Transport Minister Sindisiwe Chikunga has announced that the Department of Transport (DoT) will complete the rollout of the Administrative Adjudication of Road Traffic Offences (Aarto) Act, which was recently announced legal and enforceable by the Constitutional Court, by 1 July 2024.
The DoT has already established 43 service outlets across various provinces that will assist with the rollout of the controversial road laws, and it has completed the requisite processes to implement the Aarto adjudication process as well as the electronic service of infringements, the latter of which will come into effect as soon as the President proclaims the Aarto Amendment Act, said Chikunga.
“We have had the occasion to engage with the Road Traffic Infringement Agency (RTIA) in order to assess our state of readiness for accelerated rollout of Aarto across all municipalities in the country,” the minister said.
“We are pleased that the progress we had made on the eve of the constitutional challenge enables us to target 1 July 2024 for the nationwide rollout of Aarto.”
The DoT has also completed drafting the Aarto regulations and consulted with the Minister of Justice and all MECs, receiving concurrence from the “vast majority of provinces.”
With this support behind it, the department plans to proclaim implementation of the Aarto Act in 69 municipalities before the end of 2023, with the remainder to be completed by its self-imposed 1 July 2024 deadline.
“The unacceptably high rate of fatalities on our roads is driven by many factors, with driver behaviour being one of the most serious,” said Chikunga.
“We have no doubt that the Aarto Act will make a difference by introducing severe penalties which include attaching movable properties of infringers, putting an end to a culture of impunity.”
Public pushback
The implementation of Aarto has been pending for 25 years, with pilots in place in the cities of Johannesburg and Tshwane since 2008.
The Act aims to penalise drivers and fleet operators who break the law with demerit points, which could lead to the suspension and eventual cancelation of their licences if they accrue too many points.
Additionally, it decriminalises certain infringements that were previously classed as criminal offences while creating a new three-step process for awarding fines to motorists.
Despite inherently meaning well, the Act has been met with backlash from civil organisations and the public alike, and it has been bogged down by legal processes since the start.
Groups like the Automobile Association (AA) and Organisation Undoing Tax Abuse (Outa) have lambasted the Act calling it impractical and a misguided attempt at restoring order to the country’s roads.
Outa previously successfully argued that the legislation “unlawfully intrudes upon the exclusive executive and legislative competence of the local and provincial governments envisaged in the Constitution, preventing local and provincial governments from regulating their own affairs.”
It won its first case against the RTIA with the Pretoria High Court in January 2022 ruling the Act unconstitutional and invalid, a decision that was overturned by the Constitutional Court this July after it was challenged by the RTIA, Road Traffic Management Corporation (RTMC), and ex-Minister of Transport Fikile Mbalula.
“We are disappointed with the Concourt’s decision but abide by the apex court’s ruling,” said Adv.
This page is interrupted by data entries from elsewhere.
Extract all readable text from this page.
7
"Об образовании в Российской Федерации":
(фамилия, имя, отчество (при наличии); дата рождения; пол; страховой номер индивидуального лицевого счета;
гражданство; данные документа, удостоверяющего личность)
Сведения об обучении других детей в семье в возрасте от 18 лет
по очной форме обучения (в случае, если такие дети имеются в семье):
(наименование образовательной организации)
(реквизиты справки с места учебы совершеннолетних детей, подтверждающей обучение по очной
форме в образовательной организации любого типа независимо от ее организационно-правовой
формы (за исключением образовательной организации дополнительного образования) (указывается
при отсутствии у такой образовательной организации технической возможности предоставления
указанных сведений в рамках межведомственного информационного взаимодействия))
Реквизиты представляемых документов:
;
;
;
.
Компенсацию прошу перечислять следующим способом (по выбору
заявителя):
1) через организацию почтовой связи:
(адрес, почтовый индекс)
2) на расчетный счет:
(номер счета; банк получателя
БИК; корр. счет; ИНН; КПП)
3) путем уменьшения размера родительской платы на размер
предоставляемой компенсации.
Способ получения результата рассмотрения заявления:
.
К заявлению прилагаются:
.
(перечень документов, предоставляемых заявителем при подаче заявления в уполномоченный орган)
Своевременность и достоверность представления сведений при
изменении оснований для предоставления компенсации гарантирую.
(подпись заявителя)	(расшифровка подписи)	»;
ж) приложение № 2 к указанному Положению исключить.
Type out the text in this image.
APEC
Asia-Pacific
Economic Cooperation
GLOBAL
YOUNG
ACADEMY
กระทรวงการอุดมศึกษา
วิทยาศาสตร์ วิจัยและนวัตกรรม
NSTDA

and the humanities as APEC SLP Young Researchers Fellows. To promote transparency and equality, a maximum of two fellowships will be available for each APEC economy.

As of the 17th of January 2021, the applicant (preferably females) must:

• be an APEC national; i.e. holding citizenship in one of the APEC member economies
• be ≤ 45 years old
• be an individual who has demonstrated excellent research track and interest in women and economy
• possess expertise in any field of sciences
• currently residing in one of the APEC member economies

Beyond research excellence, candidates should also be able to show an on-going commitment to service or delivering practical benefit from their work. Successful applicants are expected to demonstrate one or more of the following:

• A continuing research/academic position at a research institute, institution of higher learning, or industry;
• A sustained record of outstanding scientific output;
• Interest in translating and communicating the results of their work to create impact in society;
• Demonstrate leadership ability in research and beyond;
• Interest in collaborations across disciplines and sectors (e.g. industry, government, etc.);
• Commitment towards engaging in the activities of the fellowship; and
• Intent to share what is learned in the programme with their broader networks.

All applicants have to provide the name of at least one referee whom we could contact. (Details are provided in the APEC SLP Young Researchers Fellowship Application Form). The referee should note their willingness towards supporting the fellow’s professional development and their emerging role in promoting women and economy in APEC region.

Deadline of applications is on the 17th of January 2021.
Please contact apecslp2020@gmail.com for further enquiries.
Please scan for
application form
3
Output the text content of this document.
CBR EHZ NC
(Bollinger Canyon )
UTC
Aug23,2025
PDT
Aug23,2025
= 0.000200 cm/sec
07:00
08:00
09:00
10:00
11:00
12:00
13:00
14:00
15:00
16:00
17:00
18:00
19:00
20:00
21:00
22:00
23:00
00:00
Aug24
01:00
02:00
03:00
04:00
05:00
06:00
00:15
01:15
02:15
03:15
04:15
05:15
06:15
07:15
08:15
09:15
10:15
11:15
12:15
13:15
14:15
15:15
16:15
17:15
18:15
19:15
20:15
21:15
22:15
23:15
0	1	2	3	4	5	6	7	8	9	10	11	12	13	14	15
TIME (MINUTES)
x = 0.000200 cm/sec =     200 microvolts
Stefanie Fick, Outa executive director.
“OUTA believes that measures to improve road safety and reduce fatalities are urgently needed. However, we don’t believe that the AARTO Acts will achieve this, it’s just not practically possible. South Africa needs effective processes enabled by fair adjudication that comply with the Constitution.”
Similarly, the AA said that despite Aarto being declared legal, it will not save lives but rather line the pockets of those enforcing it.
“While we naturally respect the Constitutional Court’s decision, we remain concerned that Aarto will not deliver on its intended outcomes of improving road safety and reducing road carnage on our roads,” said the AA.
“We stand by our previous views that the Aarto legislation is geared towards revenue collection and not on promoting safer roads.”
The association said there is no proof that the Aarto pilots launched in 2008 has saved any lives and that these projects have instead served to visually represent “shortcomings of the act” that can’t be rectified through additional legislation.
“Introducing legislation will not solve the country’s road safety crisis. This merely creates an impression of action while nothing will change on the ground, where it is needed,” said the AA.
“As part of our contention, we point to the fact that there is no evidence that the Aarto pilot project saved a single life.”
Accident Expert Craig Proctor-Parker was marginally more upbeat about Aarto, stating that the idea of a driver demerit system in and of itself isn’t bad, as it has been successfully implemented in countries like Australia and the UK, but rather that he believes it will not work in our country because South Africans are simply very bad drivers.
Proctor-Parker echoed the Pretoria court’s sentiment that much of road safety is the responsibility of sound driver judgement – something which the average South African motorist lacks due to poor driver training.
“That’s the greater problem that we have. We need to have that sense of driver training from your learner’s licence through to your driver’s that is far more detailed and far more astute than it currently is,” he said.
“Aarto is certainly, to be polite, going to be very difficult to bring into place and to operate properly and to have the effect that they are saying it’s going to have.”